Wanneer de ingangssignalen, wat betreft hun vermogen, een stuk (b.v. 20 dB) onder het derde orde int. punt blijven, zal meestal het vermogen van de vijfde en hogere intermodulatie produkten aanzienlijk kleiner zijn dan het vermogen van de derde orde intermodulatie produkten.
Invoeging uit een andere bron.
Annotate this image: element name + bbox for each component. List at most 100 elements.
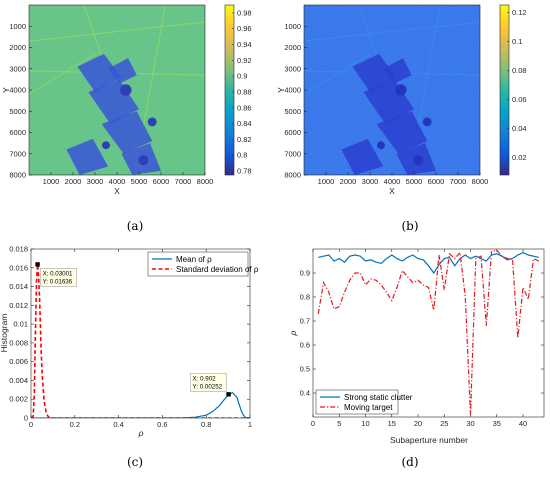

Deze derde orde produkten zijn het meest hinderlijk en we zullen ons daarmee voornamelijk bezighouden. Optimalisatie ten aanzien van deze derde orde 1M-produkten geeft dan tevens goede bescherming tegen hogere orde IM-produkten.

Het dynamisch bereik

Met name voor ontvangers is het dynamisch bereik belangrijk. Dit geldt zeker voor kortegolf ontvangers en in toenemende mate (met toename van de bindbezetting) voor twee meter ontvangers. In de toekomst zal dit wellicht ook voor hogere banden gaan spelen. Essentieel voor het begrip dynamisch bereik zijn de volgende twee opmerkingen:

  1. Een afname van A dB van het ingangssignaal vermogen heeft een afname van 3 x A dB van het vermogen in de derde orde IM-produkten tot gevolg.
  2. Wanneer een signaalvermogen beneden een bepaalde waarde komt (de ruisvloer) kan het niet meer gedetecteerd worden.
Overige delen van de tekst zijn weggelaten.